Day 21: Horoscope Round 2

The star have spoken again!  This time it's personal!



Aries:  You will get a huge promotion and win 30 dollars in the raffle.  Haha, I'm just messing!  You're going to step in dog poop.


Taurus: Your boss will ask you to throw a dance party in underpants and then eat a gallon of ice cream and a bowl of skittles. Don't you love being self employed!


Gemini: You will realize you never followed your passion for art and will head to the art gallery.  Two hours later you will conclude that art is boring.


Cancer: You will win the lottery. Fraud will be suspected when 450 million people win the lottery. 


Leo:  
Today is going to be the most boring day of your life.

Virgo: 
You'll feel pure terror like never before.  Sesame street is getting dark this season.

Libra: 
Libras, as you know you are horrible shells of human beings.  I'd like to predict you'll acquire a soul, but I don't want to get my hopes up.

Scorpio:  
You will gain the ability to speak to cats.  It will take six hours of hard work and practice.  Cancel your plans.

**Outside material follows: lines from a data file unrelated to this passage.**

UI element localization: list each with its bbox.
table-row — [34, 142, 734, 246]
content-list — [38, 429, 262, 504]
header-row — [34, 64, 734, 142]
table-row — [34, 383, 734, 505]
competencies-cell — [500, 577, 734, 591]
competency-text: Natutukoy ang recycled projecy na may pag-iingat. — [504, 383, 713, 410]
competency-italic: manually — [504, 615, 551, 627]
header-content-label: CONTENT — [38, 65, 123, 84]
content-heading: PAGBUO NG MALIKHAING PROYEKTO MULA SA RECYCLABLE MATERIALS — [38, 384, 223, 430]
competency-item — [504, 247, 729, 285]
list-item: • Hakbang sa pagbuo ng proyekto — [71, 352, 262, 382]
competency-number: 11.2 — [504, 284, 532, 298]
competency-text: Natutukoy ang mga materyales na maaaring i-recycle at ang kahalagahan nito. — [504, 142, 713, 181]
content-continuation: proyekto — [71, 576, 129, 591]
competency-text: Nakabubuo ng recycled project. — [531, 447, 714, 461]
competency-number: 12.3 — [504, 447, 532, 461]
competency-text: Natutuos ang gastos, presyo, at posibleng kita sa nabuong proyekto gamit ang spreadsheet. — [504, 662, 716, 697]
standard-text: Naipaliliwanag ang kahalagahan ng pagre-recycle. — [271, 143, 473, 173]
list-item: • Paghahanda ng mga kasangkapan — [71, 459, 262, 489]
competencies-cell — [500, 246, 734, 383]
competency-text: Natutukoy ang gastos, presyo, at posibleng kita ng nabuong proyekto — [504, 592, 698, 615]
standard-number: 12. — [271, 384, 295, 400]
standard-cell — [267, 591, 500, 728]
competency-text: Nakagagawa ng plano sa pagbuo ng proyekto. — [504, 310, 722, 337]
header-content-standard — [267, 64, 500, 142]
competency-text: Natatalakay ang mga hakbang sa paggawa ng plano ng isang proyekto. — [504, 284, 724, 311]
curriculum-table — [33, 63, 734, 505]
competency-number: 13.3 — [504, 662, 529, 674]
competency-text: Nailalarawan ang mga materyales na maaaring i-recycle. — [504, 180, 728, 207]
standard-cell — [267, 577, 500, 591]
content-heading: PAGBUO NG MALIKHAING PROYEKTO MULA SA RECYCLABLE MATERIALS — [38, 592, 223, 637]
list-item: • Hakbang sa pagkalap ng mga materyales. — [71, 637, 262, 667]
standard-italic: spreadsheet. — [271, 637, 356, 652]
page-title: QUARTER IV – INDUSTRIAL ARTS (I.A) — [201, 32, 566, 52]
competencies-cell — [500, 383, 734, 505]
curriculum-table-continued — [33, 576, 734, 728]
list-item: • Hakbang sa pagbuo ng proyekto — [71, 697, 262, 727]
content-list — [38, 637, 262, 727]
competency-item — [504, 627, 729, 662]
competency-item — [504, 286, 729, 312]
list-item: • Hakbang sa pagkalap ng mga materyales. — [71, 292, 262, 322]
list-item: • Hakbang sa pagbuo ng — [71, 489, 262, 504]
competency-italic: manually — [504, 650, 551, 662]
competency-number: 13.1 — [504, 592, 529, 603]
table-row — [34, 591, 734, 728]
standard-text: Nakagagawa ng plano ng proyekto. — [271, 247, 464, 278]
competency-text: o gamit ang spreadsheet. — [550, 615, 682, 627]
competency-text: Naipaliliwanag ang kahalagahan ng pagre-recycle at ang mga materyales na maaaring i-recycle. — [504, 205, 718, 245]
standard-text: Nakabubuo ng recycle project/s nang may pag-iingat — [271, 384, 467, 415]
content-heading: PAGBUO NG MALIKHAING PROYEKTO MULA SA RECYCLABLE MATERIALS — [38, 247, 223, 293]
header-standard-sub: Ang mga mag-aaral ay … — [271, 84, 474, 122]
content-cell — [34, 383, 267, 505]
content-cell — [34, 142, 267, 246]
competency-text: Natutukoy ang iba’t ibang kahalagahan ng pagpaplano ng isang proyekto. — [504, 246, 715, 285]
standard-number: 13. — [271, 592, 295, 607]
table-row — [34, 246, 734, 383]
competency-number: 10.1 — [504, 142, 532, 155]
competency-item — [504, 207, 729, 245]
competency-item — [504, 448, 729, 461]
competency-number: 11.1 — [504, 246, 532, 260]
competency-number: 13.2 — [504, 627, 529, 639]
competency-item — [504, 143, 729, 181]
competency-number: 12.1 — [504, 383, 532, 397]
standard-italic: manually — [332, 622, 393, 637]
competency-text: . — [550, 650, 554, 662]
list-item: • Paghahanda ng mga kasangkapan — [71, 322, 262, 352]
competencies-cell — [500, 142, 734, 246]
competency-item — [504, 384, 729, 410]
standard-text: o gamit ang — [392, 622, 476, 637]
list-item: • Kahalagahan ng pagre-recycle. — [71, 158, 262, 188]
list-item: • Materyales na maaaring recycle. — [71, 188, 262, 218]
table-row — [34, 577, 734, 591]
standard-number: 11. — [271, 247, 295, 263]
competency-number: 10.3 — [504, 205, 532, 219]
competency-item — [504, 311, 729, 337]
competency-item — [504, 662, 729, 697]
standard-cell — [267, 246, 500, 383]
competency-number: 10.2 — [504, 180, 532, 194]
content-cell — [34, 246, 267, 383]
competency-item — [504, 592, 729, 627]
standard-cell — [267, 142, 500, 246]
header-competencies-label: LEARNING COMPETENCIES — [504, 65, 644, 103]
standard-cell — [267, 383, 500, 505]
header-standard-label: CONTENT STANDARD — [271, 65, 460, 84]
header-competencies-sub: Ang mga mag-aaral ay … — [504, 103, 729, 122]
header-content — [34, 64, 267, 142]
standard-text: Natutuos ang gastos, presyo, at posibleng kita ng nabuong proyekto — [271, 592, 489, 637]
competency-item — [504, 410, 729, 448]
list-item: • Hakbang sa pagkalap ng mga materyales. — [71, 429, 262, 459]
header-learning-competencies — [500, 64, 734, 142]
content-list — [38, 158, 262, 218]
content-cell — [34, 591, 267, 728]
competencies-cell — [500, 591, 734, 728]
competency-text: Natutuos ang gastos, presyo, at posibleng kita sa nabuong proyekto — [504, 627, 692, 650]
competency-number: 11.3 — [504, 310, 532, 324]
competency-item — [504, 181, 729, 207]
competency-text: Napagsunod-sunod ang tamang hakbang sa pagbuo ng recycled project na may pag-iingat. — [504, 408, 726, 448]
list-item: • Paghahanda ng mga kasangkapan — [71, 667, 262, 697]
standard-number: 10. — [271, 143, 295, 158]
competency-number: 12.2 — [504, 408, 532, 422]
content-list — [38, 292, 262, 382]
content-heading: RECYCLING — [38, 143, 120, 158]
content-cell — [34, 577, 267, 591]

Sagittarius:  Today you'll discover that dog food is actually delicious.  Seriously, have you tried that stuff, it tastes amazing!


Capricorn: You will decide today is no pants day.  It won't go as well as you had hoped.

Aquarius:  You will cook an amazing meal and then post photos of it on instagram and feel very lonely.: :  

Pisces: You'll discover the easter bunny isn't real...by reading this horoscope.  Sorry about that.